The main period of the war is only a relatively short section of the narrative, principally focusing on the fate of the Jewish family and whatever resistance was possible for the Czechs. More time is spent on the aftermath of the war in 1945 and then on into the early 1950s when further movements of people were still taking place. The film begins and ends with Marie (Magdaléna Borová). As the narrative begins her baby is being christened. She is from a Czech family but has married a German. The whole village celebrates but only a few months later her husband declares himself ‘German’ and though Marie protests, she is classified as German as well. In 1945 she is expelled from the village and forced to live for a time in the woods outside the town as Austria won’t accept her. Then she is taken back by the village but humiliated because of her German connections. She will be moved again and she embodies the struggle to remain true to yourself while those around you are less scrupulous. You feel she will survive and that she represents the strengths of Central European peoples who have had to suffer so many changes of borders and rulers.

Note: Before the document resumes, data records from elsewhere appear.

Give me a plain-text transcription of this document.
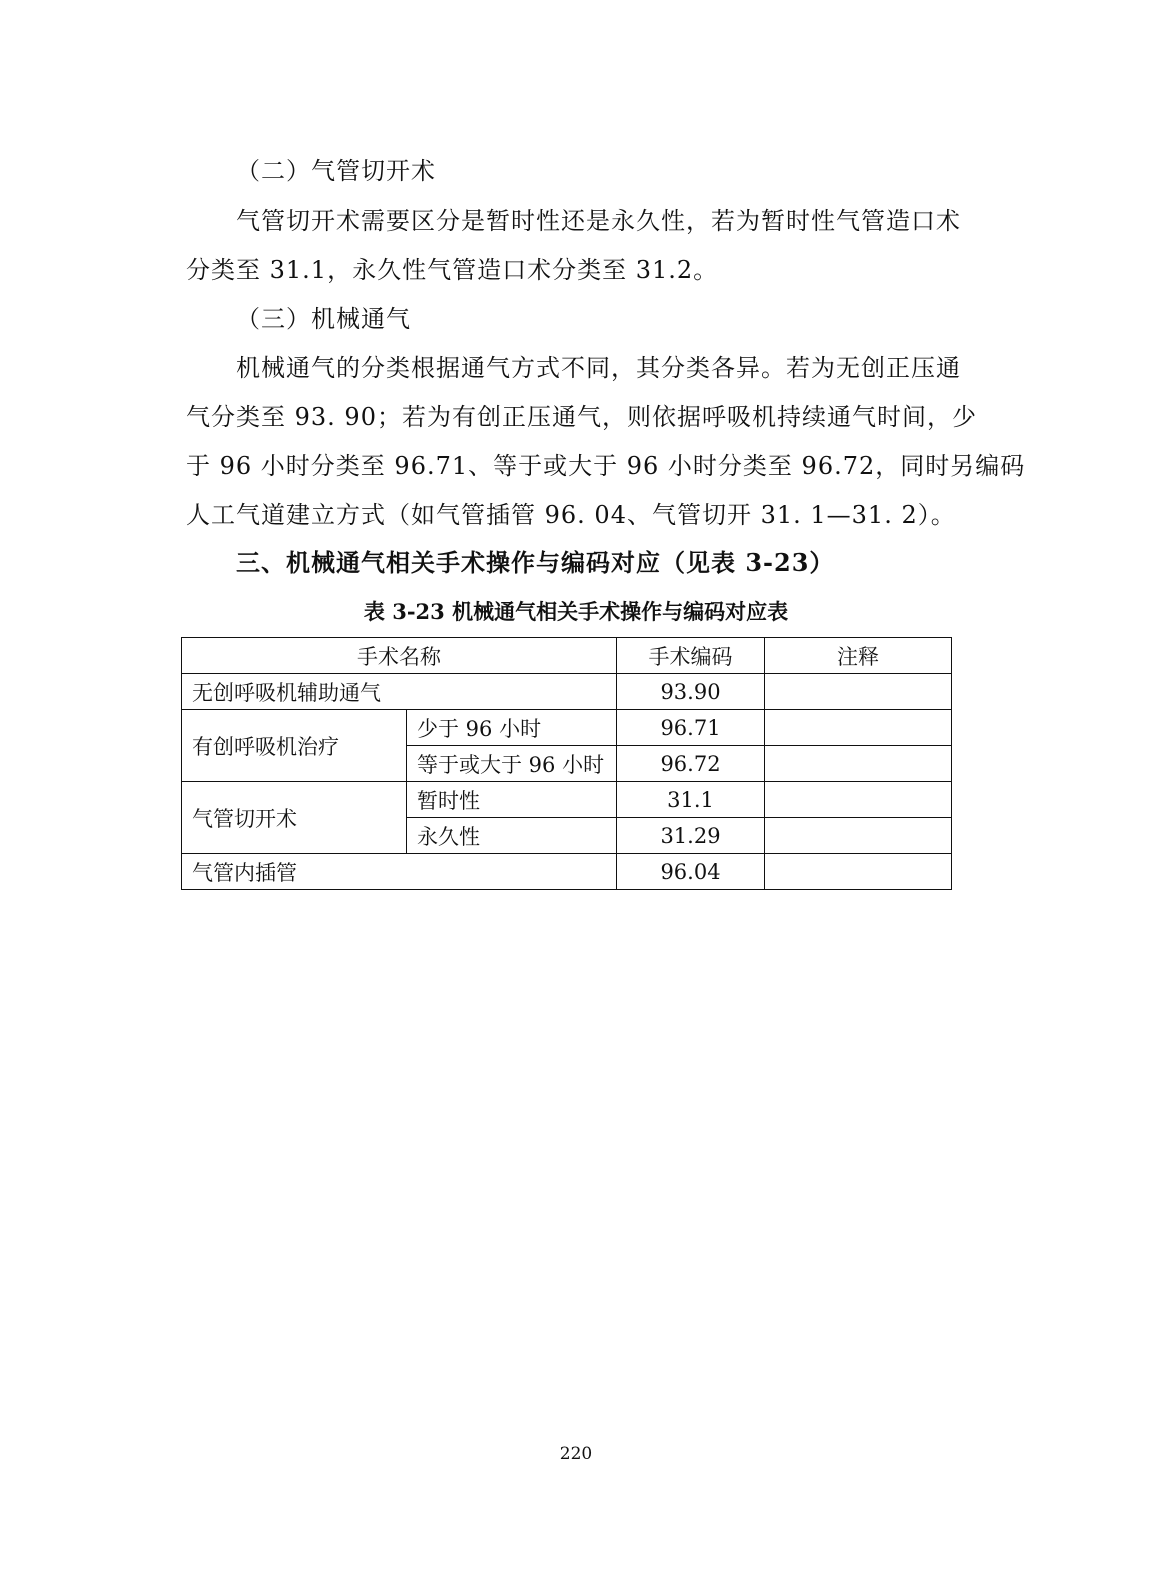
（二）气管切开术
气管切开术需要区分是暂时性还是永久性，若为暂时性气管造口术
分类至 31.1，永久性气管造口术分类至 31.2。
（三）机械通气
机械通气的分类根据通气方式不同，其分类各异。若为无创正压通
气分类至 93. 90；若为有创正压通气，则依据呼吸机持续通气时间，少
于 96 小时分类至 96.71、等于或大于 96 小时分类至 96.72，同时另编码
人工气道建立方式（如气管插管 96. 04、气管切开 31. 1—31. 2）。
三、机械通气相关手术操作与编码对应（见表 3-23）
表 3-23 机械通气相关手术操作与编码对应表
手术名称		手术编码	注释
无创呼吸机辅助通气		93.90	
有创呼吸机治疗	少于 96 小时	96.71	
	等于或大于 96 小时	96.72	
气管切开术	暂时性	31.1	
	永久性	31.29	
气管内插管		96.04	
220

The film features an ensemble narrative, brilliantly choreographed in black and white ‘Scope by the director and cinematographer Divis Marek. Many shots are composed in depth during community gatherings. There are also several music performances and overall there is a real sense of a village culture with separate narrative strands for a large number of characters. The focus on events after 1945 is interesting but very painful to watch as the script cleverly demonstrates how a former principled resistance fighter is forced to act as part of the ‘restoring order’ directive and then later investigated for not following proper procedures. Alongside this we see a number of events that demonstrate the savage ironies of occupation, collaboration and ‘national renewal’. There is no moral superiority in the film as far as I could see.
I was a little surprised at the relatively low profile of the Czech Communist party and the absence of Russians after 1945 but this is possibly simply a result of my own ignorance of events in Czechoslovakia from 1945 onwards. The scope of Shadow Country as a narrative with a wealth of characters across a period of some 15 or more years suggests parallels with Edgar Reitz’s long TV serial Heimat in 1984. When Shadow Country ended I felt like I wanted to watch the next episode to find out what happened to the surviving villagers from the late 1930s during the 1950s and beyond. At the same time, I also felt that the film I’d just seen was a real warning for audiences in Western Europe and North America about how fascism can destroy lives and communities. Those seem like major achievements for the makers of Shadow Country and I hope that the film gets seen widely.